CAN’T REPORT INCREMENTAL PROGRESS
Using his carefully polished diplomatic tone, Christopher told reporters during his flight home Tuesday, “I do not feel I can report incremental progress on specific issues.”
But he added that he felt he had left Israeli and Syrian leaders “with a good deal for them to think about.”
Foreign Minister Shimon Peres was more optimistic about the results of the Christopher trip, telling reporters Monday it was his impression that “further progress was made” following the secretary’s five-hour session with Syrian President Hafez Assad in Damascus on Sunday.
On another positive note, American and Israeli officials were pleased that Syrian television had aired substantial footage of Monday’s events at Aqaba, where Rabin and Jordanian King Hussein had met after the opening of the first border crossing between Israel and Jordan.
No editorial comment or criticism accompanied the Syrian television coverage, which some observers feel was aired to prepare the Syrians for eventual negotiations with Israel.
Similarly, Syrian television coverage of the July 25-26 Rabin-Hussein summit in Washington — where the two signed a declaration officially ending the 46-year state of war between their countries — was seen as an important indication of Damascus’ desire to be seen as participating, albeit obliquely, in Middle East peacemaking.
In the meantime, Rabin and Arafat met Wednesday at the Erez border crossing between the Gaza Strip and Israel to review the state of ongoing negotiations between Israel and the PLO.
The Rabin-Arafat meeting is especially significant as it comes straight after Monday’s high-profile opening of the border crossing some two miles north of Eilat and Aqaba.
The fast evolving Israel-Jordan peace process has caused strains in the Jordan-PLO relationship.

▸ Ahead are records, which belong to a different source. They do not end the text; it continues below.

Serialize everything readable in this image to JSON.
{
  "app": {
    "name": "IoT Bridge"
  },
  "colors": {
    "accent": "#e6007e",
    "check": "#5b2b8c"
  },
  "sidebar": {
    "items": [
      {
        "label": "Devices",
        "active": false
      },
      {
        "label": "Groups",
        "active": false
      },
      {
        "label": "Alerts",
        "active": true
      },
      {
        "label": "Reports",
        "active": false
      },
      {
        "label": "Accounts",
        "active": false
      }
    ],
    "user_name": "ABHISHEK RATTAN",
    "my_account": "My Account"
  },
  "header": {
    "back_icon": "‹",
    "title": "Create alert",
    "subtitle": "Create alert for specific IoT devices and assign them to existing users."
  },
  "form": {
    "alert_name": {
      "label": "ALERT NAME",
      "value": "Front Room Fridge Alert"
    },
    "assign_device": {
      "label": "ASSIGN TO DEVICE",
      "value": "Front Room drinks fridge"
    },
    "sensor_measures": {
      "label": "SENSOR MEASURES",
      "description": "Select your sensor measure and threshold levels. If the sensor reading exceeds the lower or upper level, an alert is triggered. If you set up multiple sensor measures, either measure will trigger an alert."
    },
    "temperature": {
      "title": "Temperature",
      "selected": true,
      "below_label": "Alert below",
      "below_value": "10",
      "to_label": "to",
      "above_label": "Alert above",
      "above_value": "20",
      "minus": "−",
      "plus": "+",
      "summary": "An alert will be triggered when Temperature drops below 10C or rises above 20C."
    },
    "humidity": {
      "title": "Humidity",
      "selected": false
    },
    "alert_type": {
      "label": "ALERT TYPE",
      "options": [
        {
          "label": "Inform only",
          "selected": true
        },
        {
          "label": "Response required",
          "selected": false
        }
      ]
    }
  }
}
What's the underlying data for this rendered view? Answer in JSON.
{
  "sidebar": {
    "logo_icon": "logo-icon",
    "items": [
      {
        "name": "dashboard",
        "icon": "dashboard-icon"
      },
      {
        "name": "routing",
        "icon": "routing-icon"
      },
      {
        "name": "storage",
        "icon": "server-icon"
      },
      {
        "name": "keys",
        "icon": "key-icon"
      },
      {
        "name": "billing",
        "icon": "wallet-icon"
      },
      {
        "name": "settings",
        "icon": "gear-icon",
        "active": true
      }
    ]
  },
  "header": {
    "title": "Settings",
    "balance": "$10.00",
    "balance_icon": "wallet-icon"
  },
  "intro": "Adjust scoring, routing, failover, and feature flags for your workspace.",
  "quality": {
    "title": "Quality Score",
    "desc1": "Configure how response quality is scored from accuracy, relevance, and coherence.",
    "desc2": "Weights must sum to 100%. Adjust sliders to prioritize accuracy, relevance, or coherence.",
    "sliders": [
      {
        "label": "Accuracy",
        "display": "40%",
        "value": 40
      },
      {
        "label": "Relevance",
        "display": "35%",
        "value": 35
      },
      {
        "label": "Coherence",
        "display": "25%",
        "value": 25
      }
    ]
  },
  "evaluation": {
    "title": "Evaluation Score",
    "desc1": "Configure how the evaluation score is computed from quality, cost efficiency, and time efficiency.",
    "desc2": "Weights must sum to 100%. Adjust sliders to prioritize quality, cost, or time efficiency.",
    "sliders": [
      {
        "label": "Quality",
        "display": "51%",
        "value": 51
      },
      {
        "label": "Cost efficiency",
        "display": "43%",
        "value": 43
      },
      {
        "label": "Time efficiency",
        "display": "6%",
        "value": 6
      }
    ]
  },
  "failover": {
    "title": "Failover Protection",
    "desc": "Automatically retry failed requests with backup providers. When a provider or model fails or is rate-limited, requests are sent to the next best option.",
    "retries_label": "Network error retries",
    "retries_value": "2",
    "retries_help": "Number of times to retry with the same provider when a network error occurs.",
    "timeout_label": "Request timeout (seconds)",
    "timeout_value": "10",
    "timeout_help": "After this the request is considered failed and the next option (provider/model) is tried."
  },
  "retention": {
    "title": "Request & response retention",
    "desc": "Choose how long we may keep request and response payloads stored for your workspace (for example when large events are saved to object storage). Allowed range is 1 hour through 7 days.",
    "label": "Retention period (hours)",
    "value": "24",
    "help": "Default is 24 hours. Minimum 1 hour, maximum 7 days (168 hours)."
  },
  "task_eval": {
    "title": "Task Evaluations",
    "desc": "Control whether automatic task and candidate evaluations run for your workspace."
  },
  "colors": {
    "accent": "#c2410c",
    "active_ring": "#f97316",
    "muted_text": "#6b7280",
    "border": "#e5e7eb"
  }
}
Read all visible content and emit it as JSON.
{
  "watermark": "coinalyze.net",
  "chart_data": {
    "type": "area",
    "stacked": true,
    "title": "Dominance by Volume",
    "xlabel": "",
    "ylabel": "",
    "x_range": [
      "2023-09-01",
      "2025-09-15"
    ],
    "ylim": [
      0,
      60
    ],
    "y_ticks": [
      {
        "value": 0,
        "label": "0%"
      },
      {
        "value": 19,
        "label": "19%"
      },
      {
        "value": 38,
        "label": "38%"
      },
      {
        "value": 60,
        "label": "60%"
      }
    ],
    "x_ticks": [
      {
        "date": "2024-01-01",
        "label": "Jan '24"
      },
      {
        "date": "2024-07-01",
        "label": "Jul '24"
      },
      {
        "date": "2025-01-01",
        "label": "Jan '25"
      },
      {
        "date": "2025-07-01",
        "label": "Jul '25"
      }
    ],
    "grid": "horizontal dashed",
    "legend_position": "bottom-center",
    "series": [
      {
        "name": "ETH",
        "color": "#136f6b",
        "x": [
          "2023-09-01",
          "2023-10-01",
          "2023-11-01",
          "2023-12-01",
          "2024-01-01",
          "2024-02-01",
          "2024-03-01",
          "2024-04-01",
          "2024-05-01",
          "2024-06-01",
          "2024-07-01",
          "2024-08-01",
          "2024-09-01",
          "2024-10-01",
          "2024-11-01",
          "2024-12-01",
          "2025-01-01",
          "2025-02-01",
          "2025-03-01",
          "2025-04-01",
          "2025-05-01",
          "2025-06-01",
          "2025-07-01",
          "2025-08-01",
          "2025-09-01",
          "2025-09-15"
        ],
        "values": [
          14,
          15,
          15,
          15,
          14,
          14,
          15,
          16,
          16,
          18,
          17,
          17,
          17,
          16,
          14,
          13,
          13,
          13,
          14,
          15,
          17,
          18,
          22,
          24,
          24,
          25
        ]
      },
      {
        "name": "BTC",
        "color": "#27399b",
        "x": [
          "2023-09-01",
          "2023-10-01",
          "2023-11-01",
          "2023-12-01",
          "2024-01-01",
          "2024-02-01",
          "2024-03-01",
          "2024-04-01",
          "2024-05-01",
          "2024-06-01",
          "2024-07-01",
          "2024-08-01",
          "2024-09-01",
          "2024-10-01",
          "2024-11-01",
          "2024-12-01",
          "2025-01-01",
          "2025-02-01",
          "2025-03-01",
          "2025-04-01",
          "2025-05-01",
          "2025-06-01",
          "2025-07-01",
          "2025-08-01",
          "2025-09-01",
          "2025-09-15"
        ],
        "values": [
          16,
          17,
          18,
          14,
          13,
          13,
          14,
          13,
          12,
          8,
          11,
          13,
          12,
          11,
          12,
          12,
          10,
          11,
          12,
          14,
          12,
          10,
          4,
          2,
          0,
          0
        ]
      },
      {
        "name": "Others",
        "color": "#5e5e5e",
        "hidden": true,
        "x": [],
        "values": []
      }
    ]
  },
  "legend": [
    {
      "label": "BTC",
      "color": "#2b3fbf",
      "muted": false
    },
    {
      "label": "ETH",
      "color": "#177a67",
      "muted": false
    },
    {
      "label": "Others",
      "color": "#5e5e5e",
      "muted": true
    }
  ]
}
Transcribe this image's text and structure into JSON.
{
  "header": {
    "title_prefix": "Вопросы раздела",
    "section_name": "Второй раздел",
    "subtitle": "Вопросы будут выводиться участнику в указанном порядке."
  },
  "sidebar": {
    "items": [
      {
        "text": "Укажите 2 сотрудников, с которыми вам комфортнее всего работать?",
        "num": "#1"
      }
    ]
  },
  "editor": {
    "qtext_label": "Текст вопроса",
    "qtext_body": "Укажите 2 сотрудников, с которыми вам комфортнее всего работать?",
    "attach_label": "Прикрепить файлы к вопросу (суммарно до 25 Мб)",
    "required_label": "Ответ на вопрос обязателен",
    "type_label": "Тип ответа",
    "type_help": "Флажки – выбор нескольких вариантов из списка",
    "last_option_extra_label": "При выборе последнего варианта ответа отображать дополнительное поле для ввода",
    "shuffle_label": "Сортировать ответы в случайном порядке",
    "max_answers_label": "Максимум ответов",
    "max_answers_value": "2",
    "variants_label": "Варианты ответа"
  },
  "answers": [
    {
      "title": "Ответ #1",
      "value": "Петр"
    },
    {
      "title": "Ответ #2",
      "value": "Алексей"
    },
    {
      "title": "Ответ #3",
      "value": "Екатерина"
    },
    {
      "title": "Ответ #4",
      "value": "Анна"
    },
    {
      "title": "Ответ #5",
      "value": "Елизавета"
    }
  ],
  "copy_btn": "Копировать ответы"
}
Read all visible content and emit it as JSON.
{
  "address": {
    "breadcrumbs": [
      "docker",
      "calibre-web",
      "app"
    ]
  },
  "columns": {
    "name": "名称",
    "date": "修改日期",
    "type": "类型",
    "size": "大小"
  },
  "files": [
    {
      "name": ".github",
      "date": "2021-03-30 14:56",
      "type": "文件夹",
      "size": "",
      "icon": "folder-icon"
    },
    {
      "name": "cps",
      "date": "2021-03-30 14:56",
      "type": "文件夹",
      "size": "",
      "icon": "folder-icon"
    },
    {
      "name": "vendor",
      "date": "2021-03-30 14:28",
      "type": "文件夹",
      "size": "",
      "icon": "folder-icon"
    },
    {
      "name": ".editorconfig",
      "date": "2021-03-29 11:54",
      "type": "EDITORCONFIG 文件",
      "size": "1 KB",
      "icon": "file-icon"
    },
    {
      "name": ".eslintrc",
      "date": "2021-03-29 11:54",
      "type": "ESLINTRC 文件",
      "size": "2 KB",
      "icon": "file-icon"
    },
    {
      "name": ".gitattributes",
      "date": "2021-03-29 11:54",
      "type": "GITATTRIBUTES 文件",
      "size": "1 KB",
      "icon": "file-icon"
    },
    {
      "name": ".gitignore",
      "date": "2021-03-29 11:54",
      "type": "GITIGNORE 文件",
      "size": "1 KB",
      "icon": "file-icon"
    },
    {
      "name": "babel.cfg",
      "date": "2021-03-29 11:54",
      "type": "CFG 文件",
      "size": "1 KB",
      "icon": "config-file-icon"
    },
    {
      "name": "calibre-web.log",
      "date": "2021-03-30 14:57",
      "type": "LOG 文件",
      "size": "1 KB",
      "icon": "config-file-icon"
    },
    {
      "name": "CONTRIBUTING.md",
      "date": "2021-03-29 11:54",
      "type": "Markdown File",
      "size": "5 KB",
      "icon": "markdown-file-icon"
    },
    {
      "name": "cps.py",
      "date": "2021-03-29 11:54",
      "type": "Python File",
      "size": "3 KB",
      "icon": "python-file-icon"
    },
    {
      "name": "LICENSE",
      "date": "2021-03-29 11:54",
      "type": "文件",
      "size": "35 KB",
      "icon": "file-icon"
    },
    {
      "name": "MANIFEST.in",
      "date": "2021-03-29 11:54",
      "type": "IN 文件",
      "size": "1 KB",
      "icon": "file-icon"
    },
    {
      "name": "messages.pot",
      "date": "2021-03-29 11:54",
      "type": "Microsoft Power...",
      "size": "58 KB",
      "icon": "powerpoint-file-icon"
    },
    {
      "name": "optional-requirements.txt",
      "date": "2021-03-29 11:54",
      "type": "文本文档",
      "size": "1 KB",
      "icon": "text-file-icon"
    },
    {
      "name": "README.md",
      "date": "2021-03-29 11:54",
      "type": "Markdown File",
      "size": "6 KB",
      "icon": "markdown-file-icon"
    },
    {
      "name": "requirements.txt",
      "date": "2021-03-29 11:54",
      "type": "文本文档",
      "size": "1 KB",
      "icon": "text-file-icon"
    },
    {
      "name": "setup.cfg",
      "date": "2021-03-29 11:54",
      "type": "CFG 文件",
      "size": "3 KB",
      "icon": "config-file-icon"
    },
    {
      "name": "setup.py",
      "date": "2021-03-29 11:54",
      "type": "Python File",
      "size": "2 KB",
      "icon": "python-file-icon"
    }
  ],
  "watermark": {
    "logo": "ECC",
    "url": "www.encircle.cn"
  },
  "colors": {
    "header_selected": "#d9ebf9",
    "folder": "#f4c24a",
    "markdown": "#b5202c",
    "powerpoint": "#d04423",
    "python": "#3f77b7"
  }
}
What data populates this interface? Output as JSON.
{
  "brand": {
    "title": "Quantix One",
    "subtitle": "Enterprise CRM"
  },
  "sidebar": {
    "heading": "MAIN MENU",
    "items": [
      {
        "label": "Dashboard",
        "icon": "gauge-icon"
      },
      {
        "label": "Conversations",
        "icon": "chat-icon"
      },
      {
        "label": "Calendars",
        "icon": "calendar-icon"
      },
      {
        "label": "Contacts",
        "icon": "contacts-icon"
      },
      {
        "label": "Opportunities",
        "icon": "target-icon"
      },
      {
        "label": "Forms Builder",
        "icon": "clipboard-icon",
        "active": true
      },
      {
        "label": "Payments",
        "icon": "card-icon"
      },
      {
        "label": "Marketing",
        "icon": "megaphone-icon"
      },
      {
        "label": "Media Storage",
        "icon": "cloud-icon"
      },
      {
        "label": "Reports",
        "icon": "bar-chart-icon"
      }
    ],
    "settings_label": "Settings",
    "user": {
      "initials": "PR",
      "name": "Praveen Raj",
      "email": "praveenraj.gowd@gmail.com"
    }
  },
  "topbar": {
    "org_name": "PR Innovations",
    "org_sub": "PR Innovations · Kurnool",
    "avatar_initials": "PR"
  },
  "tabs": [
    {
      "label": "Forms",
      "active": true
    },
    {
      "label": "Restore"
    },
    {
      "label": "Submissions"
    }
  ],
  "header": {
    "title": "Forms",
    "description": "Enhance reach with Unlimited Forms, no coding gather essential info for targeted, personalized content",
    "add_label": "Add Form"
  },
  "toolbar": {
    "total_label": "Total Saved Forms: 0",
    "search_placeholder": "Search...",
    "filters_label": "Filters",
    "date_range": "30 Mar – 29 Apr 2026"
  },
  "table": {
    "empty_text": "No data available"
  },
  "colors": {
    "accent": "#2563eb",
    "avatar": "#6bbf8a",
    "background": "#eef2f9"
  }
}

The Palestinians are irritated by Israel’s recognition, in the July 25 Washington Declaration, of Jordan’s special status as guardian of the Muslim holy places in Jerusalem.
And some Palestinians also feel that the Jordanian track threatens to overshadow the Israel-PLO track, where much still needs to be negotiated and implemented.
A PLO team, led by Arafat aide Yasser Abed Rabbo and East Jerusalem leader Faisal Husseini, was in Amman for talks this week with senior Jordanian officials. They were meeting to discuss the Jerusalem issue in an effort to ease the strains and reach some understanding.
ARAFAT MAY BE CREATING WAKF ALTERNATIVE
As a backdrop to this mission, the Israeli daily Ha’aretz reported Monday that Arafat is considering the creation of a Palestinian religious body in Jerusalem to vie with the Wakf, the Jordanian-funded, 2,400-strong religious “civil service” that runs the Mosques of al-Aksa and Omar on the Temple Mount, as well as other Muslim religious properties in the city.
Another PLO negotiating team led by Nabil Sha’ath is meanwhile in its fourth week of talks with Israel in Cairo, where the two sides are pressing ahead on the “early empowerment” agenda.
This represents the next step in the Israel-PLO negotiating process whereby five major areas of civilian life — health, education, welfare, tourism and taxes — will come under Palestinian control not only in the autonomous regions of Gaza and Jericho, but throughout the West Bank as well.
Rabin and Arafat focused both on this problem and on the question — still shrouded in uncertainty — of the timing for elections in the West Bank and Gaza.
Under the terms of the declaration of principles signed last September in Washington, the elections were to have been held this summer.
But it now seems clear that even a tentative October date will be missed; Sha’ath has recently spoken of December.
But at the same time, Israeli officials this week pressed ahead with the advances made on the Jordanian front in both Washington and Aqaba by holding two sets of meetings this week with their counterparts from Amman.
At one meeting at the Moriah Plaza Hotel on the Israeli side of the Dead Sea, and at another held near the newly opened Eilat-Aqaba border crossing, the two sides discussed such outstanding nuts-and-bolts issues as water rights, borders, security and tourism.